Employees at Fuyao Glass America voted by a resounding margin Thursday against joining the United Auto Workers, defeating the union’s more than 18-month attempt to organize one of the Dayton area’s fastest growing manufacturers, in a fight that drew the international spotlight.
The final tally was 886 to 441, according to the National Labor Relations Board, which oversaw the election.
The UAW offered a slightly different tally, but the same outcome: 868 votes against forming a UAW-represented collective bargaining unit, and 444 votes for the union.
There were 1,608 eligible voters at Fuyao, according to Matthew Denholm, assistant regional director for the NLRB in Cincinnati.
Three ballots were void and 186 were challenged.
“The union did not receive a majority,” Denholm said.
The NLRB election process gives the UAW a week to challenge the outcome of the election.
In a statement, the union said workers “reported irregularities during the election which the UAW is investigating, and it may file objections” with the NLRB.
Fuyao is Ohio’s largest Chinese-owned manufacturing operation, anchored in the shell of a former General Motors plant, and the company itself is just over three years old.

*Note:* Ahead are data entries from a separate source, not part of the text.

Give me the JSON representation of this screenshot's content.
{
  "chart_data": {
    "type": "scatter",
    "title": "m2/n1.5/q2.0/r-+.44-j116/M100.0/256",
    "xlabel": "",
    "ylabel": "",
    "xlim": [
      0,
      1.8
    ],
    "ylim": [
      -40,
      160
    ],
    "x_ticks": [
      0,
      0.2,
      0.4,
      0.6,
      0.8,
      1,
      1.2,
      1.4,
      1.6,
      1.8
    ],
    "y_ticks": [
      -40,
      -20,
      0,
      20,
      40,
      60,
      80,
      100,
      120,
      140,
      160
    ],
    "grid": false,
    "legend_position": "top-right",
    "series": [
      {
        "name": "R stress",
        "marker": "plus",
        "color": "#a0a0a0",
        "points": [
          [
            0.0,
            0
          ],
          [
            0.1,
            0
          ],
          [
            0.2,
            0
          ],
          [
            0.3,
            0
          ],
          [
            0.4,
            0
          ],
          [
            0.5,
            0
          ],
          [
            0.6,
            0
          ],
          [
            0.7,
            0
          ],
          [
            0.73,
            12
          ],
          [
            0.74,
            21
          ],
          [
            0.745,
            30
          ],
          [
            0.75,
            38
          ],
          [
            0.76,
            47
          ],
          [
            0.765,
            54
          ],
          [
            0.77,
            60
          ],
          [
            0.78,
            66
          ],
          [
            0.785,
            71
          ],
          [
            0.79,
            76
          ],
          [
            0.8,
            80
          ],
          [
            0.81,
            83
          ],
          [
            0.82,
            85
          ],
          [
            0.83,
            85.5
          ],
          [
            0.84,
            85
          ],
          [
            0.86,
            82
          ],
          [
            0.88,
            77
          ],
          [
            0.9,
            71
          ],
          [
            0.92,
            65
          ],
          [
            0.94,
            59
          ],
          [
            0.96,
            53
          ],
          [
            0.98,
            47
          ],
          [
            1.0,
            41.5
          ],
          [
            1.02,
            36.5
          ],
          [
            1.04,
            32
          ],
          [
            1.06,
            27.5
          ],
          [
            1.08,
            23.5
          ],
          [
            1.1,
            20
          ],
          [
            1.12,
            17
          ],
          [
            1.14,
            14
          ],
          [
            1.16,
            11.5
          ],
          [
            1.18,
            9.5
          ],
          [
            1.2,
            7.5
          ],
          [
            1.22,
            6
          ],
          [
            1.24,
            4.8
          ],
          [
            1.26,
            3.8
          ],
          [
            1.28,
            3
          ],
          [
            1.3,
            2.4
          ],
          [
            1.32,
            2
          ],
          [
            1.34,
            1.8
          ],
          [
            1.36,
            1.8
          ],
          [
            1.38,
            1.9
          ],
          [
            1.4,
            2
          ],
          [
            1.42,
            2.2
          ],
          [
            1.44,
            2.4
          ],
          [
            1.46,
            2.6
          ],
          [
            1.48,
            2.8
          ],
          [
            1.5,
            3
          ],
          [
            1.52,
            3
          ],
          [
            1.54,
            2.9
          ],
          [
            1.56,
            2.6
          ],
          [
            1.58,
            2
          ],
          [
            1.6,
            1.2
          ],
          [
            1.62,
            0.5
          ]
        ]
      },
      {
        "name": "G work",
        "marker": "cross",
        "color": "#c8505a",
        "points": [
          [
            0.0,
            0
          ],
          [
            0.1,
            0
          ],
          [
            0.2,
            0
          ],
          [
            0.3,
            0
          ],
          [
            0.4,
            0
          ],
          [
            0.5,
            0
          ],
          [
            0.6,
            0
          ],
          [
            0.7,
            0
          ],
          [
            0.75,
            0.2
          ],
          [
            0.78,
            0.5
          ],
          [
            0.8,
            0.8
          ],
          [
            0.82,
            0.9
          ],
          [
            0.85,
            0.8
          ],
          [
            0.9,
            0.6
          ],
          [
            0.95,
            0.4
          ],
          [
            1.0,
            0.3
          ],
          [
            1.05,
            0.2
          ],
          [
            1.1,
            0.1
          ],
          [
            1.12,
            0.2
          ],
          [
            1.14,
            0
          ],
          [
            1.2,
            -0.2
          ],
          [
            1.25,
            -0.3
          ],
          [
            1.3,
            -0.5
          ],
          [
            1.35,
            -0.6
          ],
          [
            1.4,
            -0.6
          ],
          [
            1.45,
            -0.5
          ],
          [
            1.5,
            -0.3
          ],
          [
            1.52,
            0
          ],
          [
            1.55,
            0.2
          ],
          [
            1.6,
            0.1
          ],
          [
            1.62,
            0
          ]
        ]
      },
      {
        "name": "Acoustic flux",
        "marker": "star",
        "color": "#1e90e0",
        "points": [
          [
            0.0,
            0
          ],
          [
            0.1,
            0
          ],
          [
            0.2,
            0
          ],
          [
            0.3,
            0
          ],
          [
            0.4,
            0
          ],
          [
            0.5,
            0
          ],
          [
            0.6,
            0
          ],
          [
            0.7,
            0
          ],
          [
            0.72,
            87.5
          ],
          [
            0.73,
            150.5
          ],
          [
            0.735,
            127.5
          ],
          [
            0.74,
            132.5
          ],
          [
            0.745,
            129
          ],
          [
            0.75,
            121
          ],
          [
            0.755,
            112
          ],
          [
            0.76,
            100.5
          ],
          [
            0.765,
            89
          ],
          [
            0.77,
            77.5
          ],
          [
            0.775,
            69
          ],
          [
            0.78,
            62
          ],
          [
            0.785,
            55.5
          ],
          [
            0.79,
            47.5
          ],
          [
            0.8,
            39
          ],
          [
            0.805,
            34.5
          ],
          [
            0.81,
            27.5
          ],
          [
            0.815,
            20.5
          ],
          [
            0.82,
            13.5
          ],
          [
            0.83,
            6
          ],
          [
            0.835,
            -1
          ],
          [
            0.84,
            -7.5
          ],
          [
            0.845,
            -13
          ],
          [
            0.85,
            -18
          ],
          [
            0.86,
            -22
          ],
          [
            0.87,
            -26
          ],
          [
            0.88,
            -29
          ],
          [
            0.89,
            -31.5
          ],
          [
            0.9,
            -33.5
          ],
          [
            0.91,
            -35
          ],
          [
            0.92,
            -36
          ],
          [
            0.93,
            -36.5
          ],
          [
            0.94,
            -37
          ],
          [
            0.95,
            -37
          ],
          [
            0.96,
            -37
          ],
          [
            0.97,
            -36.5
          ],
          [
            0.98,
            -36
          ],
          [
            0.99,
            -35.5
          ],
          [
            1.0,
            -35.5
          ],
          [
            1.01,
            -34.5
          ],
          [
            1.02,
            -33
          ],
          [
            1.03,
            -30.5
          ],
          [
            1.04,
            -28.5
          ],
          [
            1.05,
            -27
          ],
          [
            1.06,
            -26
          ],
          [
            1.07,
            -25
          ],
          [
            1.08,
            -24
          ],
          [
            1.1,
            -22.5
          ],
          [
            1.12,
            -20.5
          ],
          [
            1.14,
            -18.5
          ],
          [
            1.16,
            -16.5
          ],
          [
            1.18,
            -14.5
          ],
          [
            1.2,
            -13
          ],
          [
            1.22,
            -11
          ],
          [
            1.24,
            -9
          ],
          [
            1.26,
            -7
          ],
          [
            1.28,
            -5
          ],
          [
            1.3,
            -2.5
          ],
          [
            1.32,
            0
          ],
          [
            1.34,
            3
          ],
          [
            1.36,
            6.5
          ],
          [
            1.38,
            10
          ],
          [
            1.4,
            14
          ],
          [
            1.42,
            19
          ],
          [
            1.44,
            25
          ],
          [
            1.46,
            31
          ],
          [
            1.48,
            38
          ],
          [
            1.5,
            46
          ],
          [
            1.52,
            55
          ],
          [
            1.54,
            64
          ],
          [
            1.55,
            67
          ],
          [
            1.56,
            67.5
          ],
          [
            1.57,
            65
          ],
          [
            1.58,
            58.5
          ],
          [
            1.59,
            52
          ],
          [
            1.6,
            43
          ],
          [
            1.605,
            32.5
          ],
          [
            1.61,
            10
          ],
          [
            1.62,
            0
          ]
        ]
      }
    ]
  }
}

The Moraine plant makes automotive and safety glass, with the capacity to make glass sets for one of every four vehicles on North American roads.
“We are pleased that (Fuyao) associates chose to maintain a direct relationship with our company and resist the union’s attempt to intervene,” Fuyao President Jeff Daochuan Liu said in a statement. “While we respect our employees’ right to support or reject a union, we also admire their courage to reject this union’s desperate attempt to prop up its revenue in the face of declining union membership worldwide.
“We look forward to continuing to work closely with (Fuyao) associates to build a great company here in Moraine and to our success in the auto glass marketplace,” Liu added.
For well over a year, organizers for the UAW have worked to get a foothold at the West Stroop plant.
“It is disheartening to know that in 2017 there are companies willing to do so much to deny workers a voice and fair treatment,” Rich Rankin, director UAW Region 2B said in a statement. “Unfortunately, that is what these brave workers faced when all they have asked for is a fair path to helping this manufacturer produce the best products and live up to their commitments it made to the Dayton community.”
Fuyao worker Jeremy Grant, a UAW supporter, said he was surprised by the approximately 2-to-1 margain against the union.
“It was fairly shocking,” Grant said. “We were really confident.”
“I thought that the UAW and Fuyao workers could come together and make for a better company,” he added.
Fuyao workers applied to the NLRB for an election last month.
The union hoped to stem a decades long-decline in membership, down to about 416,000 members nationally today, well under a height of about 1.5 million in 1979.
The UAW lost a recognition vote at a Volkswagen plant in Tennessee three years ago and lost again at a Nissan plant in Canton Miss. in August.
Still, between 2010 and 2016 in NLRB-sanctioned employer-UAW elections, management won 44 elections and the UAW won 43 elections, according to Kristin Dziczek, director of the Labor and Industry Group at the Ann Arbor-based Center for Automotive Research.
“They win as many as they lose,” Dziczek told this news outlet recently. “That’s been the case for quite some time.”
Joe Allen, a historian and writer on labor issues, said in an interview before results were announced that a UAW loss in Moraine could be seen as “devastating” for the union.
“When the UAW can’t organize an auto parts plant in Ohio … then what does the future hold for an auto union?” Allen said.
The election has drawn national and international attention. The New York Times ran a story Wednesday exploring the company and its founder, Cho Tak Wong, who is also called Cao DeWang.
“To be brutally honest, up to this moment, my investment in the U.S. has brought no good to Fuyao,“ the Times quoted Cho as saying, apparently based on an interview with him in May.